= Ichikawa Raizō (lineage) =

Stage name used by Kabuki actors

Ichikawa Raizō (市川 雷蔵) is a stage name used by Kabuki actors, beginning with a student of Ichikawa Danjūrō II; the use of the name 'Ichikawa' therefore emphasizes this connection.

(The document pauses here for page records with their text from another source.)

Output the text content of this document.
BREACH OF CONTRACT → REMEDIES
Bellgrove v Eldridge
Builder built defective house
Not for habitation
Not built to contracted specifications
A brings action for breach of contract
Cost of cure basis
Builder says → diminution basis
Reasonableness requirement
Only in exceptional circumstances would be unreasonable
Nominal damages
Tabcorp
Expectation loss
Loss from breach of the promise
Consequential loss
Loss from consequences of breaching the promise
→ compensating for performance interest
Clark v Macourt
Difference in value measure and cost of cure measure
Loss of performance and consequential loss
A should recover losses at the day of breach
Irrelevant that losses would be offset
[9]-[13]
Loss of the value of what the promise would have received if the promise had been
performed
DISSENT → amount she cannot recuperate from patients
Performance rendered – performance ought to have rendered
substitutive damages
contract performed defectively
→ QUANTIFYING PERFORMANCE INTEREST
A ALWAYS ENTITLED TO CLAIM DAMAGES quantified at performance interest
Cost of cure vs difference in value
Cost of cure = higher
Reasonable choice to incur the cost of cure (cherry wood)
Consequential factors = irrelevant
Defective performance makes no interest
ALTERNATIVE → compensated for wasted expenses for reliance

In a 2014 blog post, Ichikawa Ebizō XI (Ichikawa Danjūrō XIII since 2019, following the death of his father, Ichikawa Danjūrō XII, in 2013) stated that the honorific names Ichikawa Raizō, Ichikawa Jukai, and Ichikawa Kudanji were not currently in use ("vacant seats"), and thus it can be seen as having been returned to the Ichikawa house and line following Raizō VIII's death.

==Lineage==

- Ichikawa Raizō I (1724–67): student of Ichikawa Danjūrō II.
- Ichikawa Raizō II (1754–78): son of Ichikawa Raizō I.
- Ichikawa Raizō III (dates unknown): student of Ichikawa Danjūrō V.
- Ichikawa Raizō IV (dates unknown): student of Ichikawa Danjūrō V.
- Ichikawa Raizō V (1820–66): student of Ichikawa Danjūrō VII.
- Ichikawa Raizō VI (1876-1901): student of Ichikawa Danjūrō IX.
- Ichikawa Raizō VII (1890-?): student of Ichikawa Danjūrō IX; ceased acting in the mid-Taisho period, becoming an instructor of traditional Japanese dance.
- Ichikawa Raizō VIII (1931–69): student of Ichikawa Jūkai III; also a film actor. As of 2023, the last to use the name.